Es importante asegurarse de que no hay objetos cerca de tu router que puedan bloquear la señal. Si tu router tiene antenas externas, puedes intentar ajustar su ángulo para mejorar la conexión.

Otro problema común es tener un router antiguo. Si necesitas reemplazarlo, asegúrate de que el nuevo modelo sea compatible con wifi 5 (wifi ac) o incluso wifi 6. Estos estándares son considerablemente más rápido que el wifi 4. Además, muchos routers wifi 4 utilizan la banda de 2,4 GHz, que está muy sobrecargada en áreas urbanas densamente pobladas. Cambiar a la banda de 5 GHz del wifi 5 o wifi 6 puede acelerar tu conexión.

En viviendas grandes o unifamiliares, puedes encontrar obstáculos para la señal wifi, como paredes, muros o techos. Estos elementos pueden hacer que tu wifi sea más lento o incluso que deje de funcionar.

Una forma de solucionar este problema es mediante un repetidor wifi. Sin embargo, estos son más efectivos en distancias cortas, como de una habitación a otra. Para distancias más grandes, puedes considerar un adaptador powerline o de línea eléctrica. Estos dispositivos transmiten la señal de internet a través del cableado eléctrico de tu hogar.
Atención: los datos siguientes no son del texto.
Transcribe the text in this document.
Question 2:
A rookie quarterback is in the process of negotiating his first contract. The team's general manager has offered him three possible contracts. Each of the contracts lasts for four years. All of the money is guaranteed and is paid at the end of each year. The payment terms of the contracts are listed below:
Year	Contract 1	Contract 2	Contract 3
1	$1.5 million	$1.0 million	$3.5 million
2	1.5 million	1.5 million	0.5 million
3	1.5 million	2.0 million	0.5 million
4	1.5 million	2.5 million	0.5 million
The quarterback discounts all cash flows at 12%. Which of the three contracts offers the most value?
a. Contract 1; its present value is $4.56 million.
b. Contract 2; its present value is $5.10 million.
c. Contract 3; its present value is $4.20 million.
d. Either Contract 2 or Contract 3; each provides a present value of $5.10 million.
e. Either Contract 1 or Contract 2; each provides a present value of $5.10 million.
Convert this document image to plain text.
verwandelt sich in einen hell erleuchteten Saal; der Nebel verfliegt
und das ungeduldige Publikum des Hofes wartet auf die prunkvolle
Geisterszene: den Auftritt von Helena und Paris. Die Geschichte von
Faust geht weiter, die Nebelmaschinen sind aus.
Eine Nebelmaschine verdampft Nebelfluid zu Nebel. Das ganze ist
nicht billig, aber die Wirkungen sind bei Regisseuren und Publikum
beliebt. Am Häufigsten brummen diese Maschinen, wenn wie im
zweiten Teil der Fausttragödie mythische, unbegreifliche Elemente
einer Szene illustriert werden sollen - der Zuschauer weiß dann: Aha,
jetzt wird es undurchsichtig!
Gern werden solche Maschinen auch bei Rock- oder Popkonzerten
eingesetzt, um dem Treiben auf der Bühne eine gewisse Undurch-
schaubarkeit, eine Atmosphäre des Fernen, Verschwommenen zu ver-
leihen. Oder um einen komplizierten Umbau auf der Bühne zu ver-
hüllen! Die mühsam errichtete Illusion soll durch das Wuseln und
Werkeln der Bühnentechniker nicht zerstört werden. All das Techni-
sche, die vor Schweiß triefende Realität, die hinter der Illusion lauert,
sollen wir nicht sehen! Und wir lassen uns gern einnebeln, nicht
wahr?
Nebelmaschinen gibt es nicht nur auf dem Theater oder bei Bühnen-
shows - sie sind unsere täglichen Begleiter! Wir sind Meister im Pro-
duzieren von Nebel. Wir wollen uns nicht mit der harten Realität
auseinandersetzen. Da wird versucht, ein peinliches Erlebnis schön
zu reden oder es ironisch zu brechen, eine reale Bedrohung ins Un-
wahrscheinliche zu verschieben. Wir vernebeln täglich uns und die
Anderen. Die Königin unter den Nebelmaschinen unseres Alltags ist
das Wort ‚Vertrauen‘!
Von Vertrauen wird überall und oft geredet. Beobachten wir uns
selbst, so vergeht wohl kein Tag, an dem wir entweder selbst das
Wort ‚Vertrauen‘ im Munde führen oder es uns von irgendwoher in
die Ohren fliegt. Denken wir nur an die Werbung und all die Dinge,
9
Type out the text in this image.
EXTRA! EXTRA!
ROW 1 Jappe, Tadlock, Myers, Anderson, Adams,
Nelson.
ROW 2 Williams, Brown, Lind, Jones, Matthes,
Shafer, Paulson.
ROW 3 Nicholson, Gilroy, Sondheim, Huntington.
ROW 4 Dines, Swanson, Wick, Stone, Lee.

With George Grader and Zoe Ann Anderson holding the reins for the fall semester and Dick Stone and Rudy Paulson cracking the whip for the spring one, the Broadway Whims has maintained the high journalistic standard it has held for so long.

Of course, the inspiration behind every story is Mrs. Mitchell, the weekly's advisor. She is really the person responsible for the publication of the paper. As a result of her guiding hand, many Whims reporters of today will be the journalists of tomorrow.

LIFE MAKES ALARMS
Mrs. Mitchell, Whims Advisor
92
Los adaptadores powerline son fáciles de instalar. Solo necesitas enchufarlos, esperar un poco y ya puedes navegar por internet. Los modelos actuales combinan la tecnología wifi mesh (o de malla) con la tecnología powerline más rápida.

En resumen, aunque la tecnología wifi tiene sus limitaciones, hay varias estrategias que puedes utilizar para optimizar tu conexión. Ya sea verificando tu cobertura wifi, ajustando la ubicación de tu router, actualizando a un modelo más nuevo o utilizando tecnología adicional como repetidores wifi o adaptadores powerline, puedes mejorar significativamente tu experiencia en línea.